The awakeness of the senses while reading a good poeam or story reach us to our human position, and to each other, this empathy brings generativity into the narrative inquiry, as it becomes a holistic and imaginative way of getting closer to the complexity of emotions and characteristics of being human indeed.

“Organizational environments that are designed for aesthetic, tactile appeal may help us feel more at home and authentically present in spontaneous interactions. Imaginative, ambiguous, touching, and holistic – that are poetic, rather than just pragmatic, in nature.” Zandee.

 

This is about sharing stories

When we see the other as "a vital co-creator of our mind, our self, and our society" Sampson, 1993.

Stories on Instagram

Group Assignment During Lecture - Sharing inspirational Stories

The Four Lenses

When we see the other as "a vital co-creator of our mind, our self, and our society" Sampson, 1993.

We can see our surroundings through 4 different lenses;
- Appreciative: Exploring the Vital Core, What gives life. Reframing problems.
- Discursive: Stories come to life to give meaning.
- Artful: Expressing the unknown through imagination. Novelty.
- Relational: Part of a whole, UBUNTU. Creating valuable customer experiences.

SUMMARY


DESIGNING FOR POSITIVE OUTCOMES: USING POSITIVE MEMES, DISTRIBUTIVE EMPOWERMENT, OPEN SOURCE DEVELOPMENT, AND POSITIVE METAPHORS
Julie E. Kendall and Kenneth E. Kendall

In this work the authors provided a framework of four approaches for influencing the use and adoption of information systems in a positive way.

The four approaches are:

1. introducing positive memes,

2. empowering decision making through the sharing of positive information,

3. encouraging open source development and positive improvement, and

4. embracing positive metaphors.

 

INTRODUCING POSITIVE MEMES. Memes are a potent tool. A meme, a concept created by Dawkins (1976), “is simply any idea that make its way into minds and which can be transferred from one mind to another. One example of a meme is a memory aid”. Humans are vulnerable to banal memes such as rhymes, catchy tunes or phrases, funny images, etc.
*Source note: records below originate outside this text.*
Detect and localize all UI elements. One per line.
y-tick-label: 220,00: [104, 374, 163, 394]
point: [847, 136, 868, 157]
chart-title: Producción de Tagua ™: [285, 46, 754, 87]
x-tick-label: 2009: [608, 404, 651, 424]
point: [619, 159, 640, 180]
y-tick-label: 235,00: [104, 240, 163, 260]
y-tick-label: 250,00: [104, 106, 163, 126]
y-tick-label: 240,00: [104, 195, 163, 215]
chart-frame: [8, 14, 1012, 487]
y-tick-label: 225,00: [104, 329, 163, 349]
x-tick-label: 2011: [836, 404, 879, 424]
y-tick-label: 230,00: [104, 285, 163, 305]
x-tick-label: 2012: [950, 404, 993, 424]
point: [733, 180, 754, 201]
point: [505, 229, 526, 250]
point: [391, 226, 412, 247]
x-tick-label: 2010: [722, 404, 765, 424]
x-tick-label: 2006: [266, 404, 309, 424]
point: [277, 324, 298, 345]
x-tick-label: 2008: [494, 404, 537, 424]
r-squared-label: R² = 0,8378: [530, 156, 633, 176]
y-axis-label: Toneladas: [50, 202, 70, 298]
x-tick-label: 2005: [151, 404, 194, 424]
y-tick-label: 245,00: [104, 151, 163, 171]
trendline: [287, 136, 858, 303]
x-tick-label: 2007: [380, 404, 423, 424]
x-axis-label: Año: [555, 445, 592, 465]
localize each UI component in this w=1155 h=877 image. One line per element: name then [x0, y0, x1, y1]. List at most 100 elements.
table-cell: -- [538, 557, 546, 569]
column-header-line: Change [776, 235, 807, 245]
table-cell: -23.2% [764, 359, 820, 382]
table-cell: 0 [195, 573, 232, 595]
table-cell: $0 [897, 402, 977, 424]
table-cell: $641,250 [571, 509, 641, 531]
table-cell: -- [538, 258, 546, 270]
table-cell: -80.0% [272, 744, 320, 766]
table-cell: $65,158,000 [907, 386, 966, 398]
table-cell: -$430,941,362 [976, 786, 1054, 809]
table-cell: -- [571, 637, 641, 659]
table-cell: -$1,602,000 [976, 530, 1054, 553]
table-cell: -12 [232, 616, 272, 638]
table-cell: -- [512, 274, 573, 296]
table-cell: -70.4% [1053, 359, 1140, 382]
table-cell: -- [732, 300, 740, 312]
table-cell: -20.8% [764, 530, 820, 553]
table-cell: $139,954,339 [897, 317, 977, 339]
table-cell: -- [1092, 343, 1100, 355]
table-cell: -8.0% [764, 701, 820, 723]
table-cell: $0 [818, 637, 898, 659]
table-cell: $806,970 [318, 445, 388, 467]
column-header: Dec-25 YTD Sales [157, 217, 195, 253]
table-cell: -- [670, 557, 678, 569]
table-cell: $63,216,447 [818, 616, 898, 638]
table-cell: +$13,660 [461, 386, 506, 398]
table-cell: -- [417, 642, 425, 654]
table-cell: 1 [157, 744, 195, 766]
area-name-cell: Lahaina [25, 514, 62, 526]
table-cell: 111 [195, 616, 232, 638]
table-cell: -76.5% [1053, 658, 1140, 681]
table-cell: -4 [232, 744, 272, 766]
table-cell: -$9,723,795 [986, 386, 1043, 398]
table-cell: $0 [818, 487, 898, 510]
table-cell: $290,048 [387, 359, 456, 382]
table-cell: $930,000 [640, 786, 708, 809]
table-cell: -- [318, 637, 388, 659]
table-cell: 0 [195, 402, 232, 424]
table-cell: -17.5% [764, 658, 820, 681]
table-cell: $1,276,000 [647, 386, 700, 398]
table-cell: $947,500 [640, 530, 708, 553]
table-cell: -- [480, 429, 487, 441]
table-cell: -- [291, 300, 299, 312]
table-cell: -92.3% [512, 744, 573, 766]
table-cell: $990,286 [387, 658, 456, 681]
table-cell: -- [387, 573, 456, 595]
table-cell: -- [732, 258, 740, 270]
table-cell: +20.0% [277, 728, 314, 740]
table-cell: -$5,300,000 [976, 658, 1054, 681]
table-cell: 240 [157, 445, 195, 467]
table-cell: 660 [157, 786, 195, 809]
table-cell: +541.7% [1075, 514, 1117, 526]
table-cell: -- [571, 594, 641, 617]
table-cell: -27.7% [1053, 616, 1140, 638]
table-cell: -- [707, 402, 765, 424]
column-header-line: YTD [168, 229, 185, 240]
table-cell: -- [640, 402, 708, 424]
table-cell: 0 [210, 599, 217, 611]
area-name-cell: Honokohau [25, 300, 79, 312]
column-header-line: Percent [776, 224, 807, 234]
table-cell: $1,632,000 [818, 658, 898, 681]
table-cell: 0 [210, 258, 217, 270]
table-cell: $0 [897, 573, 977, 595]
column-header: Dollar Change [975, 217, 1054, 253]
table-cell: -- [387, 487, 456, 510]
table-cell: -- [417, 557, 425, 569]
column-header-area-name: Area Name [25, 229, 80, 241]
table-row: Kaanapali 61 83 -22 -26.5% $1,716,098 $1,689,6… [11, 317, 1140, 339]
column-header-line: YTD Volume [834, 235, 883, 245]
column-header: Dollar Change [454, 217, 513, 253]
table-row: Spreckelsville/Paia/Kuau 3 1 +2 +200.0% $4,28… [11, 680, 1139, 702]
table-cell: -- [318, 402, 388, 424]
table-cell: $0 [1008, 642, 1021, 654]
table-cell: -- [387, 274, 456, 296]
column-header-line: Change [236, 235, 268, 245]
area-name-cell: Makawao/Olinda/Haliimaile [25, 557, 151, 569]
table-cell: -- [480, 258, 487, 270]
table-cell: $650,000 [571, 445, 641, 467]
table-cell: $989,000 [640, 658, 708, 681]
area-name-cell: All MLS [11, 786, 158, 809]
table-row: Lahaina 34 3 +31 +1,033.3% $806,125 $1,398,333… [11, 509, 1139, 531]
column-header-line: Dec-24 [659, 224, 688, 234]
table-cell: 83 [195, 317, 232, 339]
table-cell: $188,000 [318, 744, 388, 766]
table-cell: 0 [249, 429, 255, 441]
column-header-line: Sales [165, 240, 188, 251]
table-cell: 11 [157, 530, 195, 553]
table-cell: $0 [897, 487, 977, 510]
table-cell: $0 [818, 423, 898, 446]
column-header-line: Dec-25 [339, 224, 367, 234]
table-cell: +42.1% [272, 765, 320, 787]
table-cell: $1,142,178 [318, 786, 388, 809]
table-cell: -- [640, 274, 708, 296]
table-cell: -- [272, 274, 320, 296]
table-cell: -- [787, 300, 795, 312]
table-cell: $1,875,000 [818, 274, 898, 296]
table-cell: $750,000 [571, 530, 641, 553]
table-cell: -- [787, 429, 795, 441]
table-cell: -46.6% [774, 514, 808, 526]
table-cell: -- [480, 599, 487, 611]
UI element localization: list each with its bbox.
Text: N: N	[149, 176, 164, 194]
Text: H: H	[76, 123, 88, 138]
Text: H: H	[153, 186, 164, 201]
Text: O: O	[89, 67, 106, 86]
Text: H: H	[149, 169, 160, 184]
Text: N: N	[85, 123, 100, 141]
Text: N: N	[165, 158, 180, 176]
Metaphors are induced here as a meme in the way they are figures of speech that function to say that one thing is another.

 

“Metaphors shape the way people behave, thus they are powerful evocations of reality. While metaphors are useful in facilitating conceptualizations of organizational life, Hirschheim and Newman (1991), Kaarst-Brown and Robey (1999), and Kendall and Kendall (1993) have all explored metaphors in the context of information systems users, developers, and IT managers.”

 

Furthermore, their intention is to point out that a change in an organization may implicate different things such as changing procedures or the structure of the organization itself. “Lyytinen and Robey (1999) point to the difficulties of organizations learning positive practices and also recommend ways to overcome organizational myths that perpetuate systems development failure.

 

To sum up, the positive outcome of a challenge in an organization demands a positive attitude. We can discover an organizational subculture by helping them share the meaning of a positive methapor, identifying it, and embracing it. This way, this metaphor will serve for a much greater likelihood of success.